I mean, our mere existence demands so much of us physically — to be fed and bathed, to exercise when we don’t want to or to layer when it is cold — though it doesn’t end there. Our minds have their own demands, too. They hunger for the experiences to learn and grow, and plague us with the existential: What am I doing with my life? Who am I? We must constantly reaffirm our own identity in this world and somehow find our footing amidst the chaos.

This may seem very abstract and philosophical, but these forces are readily at play at Dartmouth. Last term, my friend sent me a text saying, “I’m so tired of being known on this campus.” I remember understanding her so perfectly in that moment:  No matter how hard we may try to remain anonymous, we are always someone’s friend, lab partner or ex, rather than simply our own person. 

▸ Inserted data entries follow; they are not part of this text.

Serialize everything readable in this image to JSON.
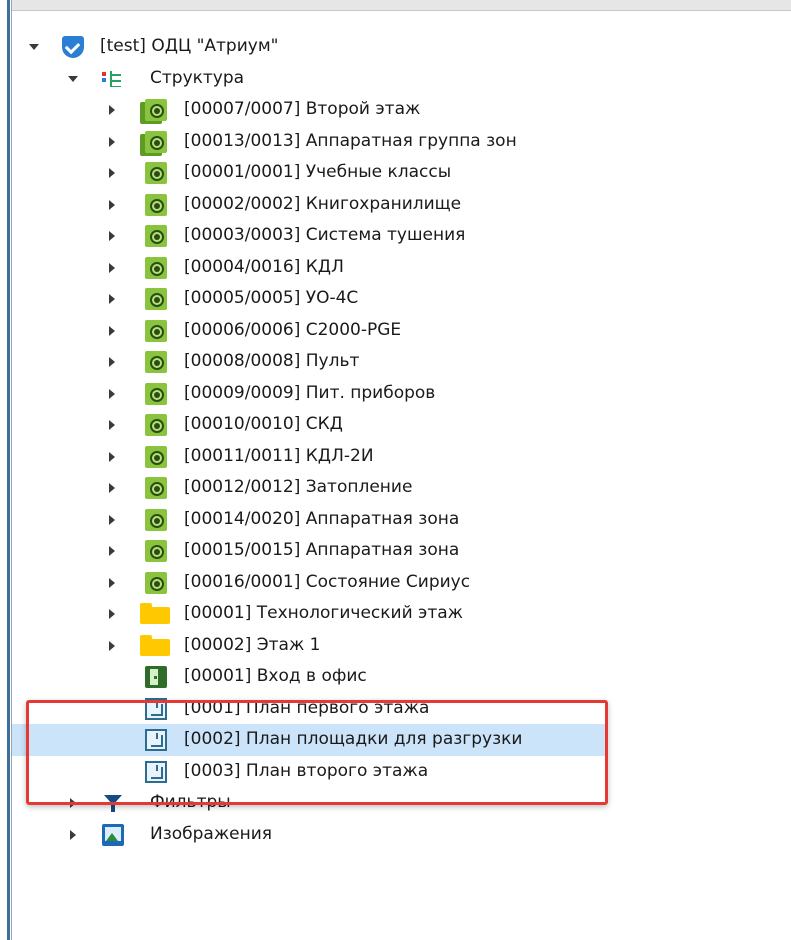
{
  "tree": {
    "root": {
      "label": "[test] ОДЦ \"Атриум\"",
      "icon": "shield-icon"
    },
    "structure": {
      "label": "Структура",
      "icon": "structure-icon"
    },
    "zones": [
      {
        "label": "[00007/0007] Второй этаж",
        "icon": "zone-group-icon"
      },
      {
        "label": "[00013/0013] Аппаратная группа зон",
        "icon": "zone-group-icon"
      },
      {
        "label": "[00001/0001] Учебные классы",
        "icon": "zone-icon"
      },
      {
        "label": "[00002/0002] Книгохранилище",
        "icon": "zone-icon"
      },
      {
        "label": "[00003/0003] Система тушения",
        "icon": "zone-icon"
      },
      {
        "label": "[00004/0016] КДЛ",
        "icon": "zone-icon"
      },
      {
        "label": "[00005/0005] УО-4С",
        "icon": "zone-icon"
      },
      {
        "label": "[00006/0006] С2000-PGE",
        "icon": "zone-icon"
      },
      {
        "label": "[00008/0008] Пульт",
        "icon": "zone-icon"
      },
      {
        "label": "[00009/0009] Пит. приборов",
        "icon": "zone-icon"
      },
      {
        "label": "[00010/0010] СКД",
        "icon": "zone-icon"
      },
      {
        "label": "[00011/0011] КДЛ-2И",
        "icon": "zone-icon"
      },
      {
        "label": "[00012/0012] Затопление",
        "icon": "zone-icon"
      },
      {
        "label": "[00014/0020] Аппаратная зона",
        "icon": "zone-icon"
      },
      {
        "label": "[00015/0015] Аппаратная зона",
        "icon": "zone-icon"
      },
      {
        "label": "[00016/0001] Состояние Сириус",
        "icon": "zone-icon"
      }
    ],
    "folders": [
      {
        "label": "[00001] Технологический этаж",
        "icon": "folder-icon"
      },
      {
        "label": "[00002] Этаж 1",
        "icon": "folder-icon"
      }
    ],
    "door": {
      "label": "[00001] Вход в офис",
      "icon": "door-icon"
    },
    "plans": [
      {
        "label": "[0001] План первого этажа",
        "icon": "floor-plan-icon",
        "selected": false
      },
      {
        "label": "[0002] План площадки для разгрузки",
        "icon": "floor-plan-icon",
        "selected": true
      },
      {
        "label": "[0003] План второго этажа",
        "icon": "floor-plan-icon",
        "selected": false
      }
    ],
    "filters": {
      "label": "Фильтры",
      "icon": "filter-icon"
    },
    "images": {
      "label": "Изображения",
      "icon": "image-icon"
    }
  },
  "colors": {
    "selection": "#cce4fa",
    "highlight_border": "#e53935",
    "zone_green": "#8ac43f",
    "folder_yellow": "#ffc800"
  }
}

It seems to me that our social lives at Dartmouth exist within a spiderweb — delicate and interwoven. Meeting someone for the first time is often less about the novelty of the interaction and more about who we are in relation to others on the spiderweb. “Oh, you’re so and so’s friend, right?” become the first words that christen a new relationship with that person and suddenly our history becomes forever intertwined with this initial introduction. It feels like we have all decided on who everyone else is before they’ve even gotten the chance to introduce themselves. 

Dartmouth operates in such a way that it is impossible to exist here without being known. We meet people on our First-Year Trip and on our freshman floor and in our classes and in frat basements, and slowly these people become our friends. As we continue to meet new people, this cycle repeats endlessly. Our school is so small that it is inevitable that our friends meet our other friends and form their own relationships. Sometimes we look back and realize that our connections have taken on a life of their own. 

At its best, Dartmouth’s interconnected social web is incredible. After all, these are the people who accompany us in every aspect of our four years in Hanover. They’re the ones who accompany us on late nights spent both in the library and on the dance floor. They’re the people we live with — the ones who we go grocery shopping with and who care for us when we’re sick. Together we laugh and we cry and we fall in love and tend to broken hearts. We do it all with our people, and it’s nothing short of beautiful. 

Yet it’s also tiring and overwhelming. True, genuine connection demands that we give much of ourselves to others, and sometimes we don’t have much left to give. There are some days when our academics and social life pummel us into the ground, and the last thing we want to do is be seen. Perhaps we’ve been avoiding someone for one reason or another and everything in us hopes to not run into them. But there’s just something about Dartmouth that almost guarantees that we will run into someone we know — or, worse yet, we’ll see the one person we’ve painstakingly tried to avoid. We lose not only our anonymity, but also our autonomy to exist as an individual. 

The maintenance of these social connections can be stifling and perhaps a direct attack on our personal freedom. It’s a system that grows increasingly complex as we grow older and our lives continue bumping into others. There will be moments when we realize this burden — this true cost — of living, loving and finding ourselves in this world. These are moments of tragedy, of loss and unrequited love, when there is a deep realization that it is impossible to come out unscathed. That pain is a price that we often must pay to have loved.

But there’s a beauty to it — this process of knowing others and being known by them. Talk of private and public tension, or the loss of one’s anonymity or any other philosophical debate seem to fade away when times become challenging. We realize that it is better to have felt all of the emotions we may have felt, for it is proof that we have loved.

Perhaps our one consolation in this world is that our lives were never meant to be lived alone. While it may come with the perceived loss of our autonomy, I can’t help but feel that ultimately it is a privilege to know and love others — and in turn be known and loved.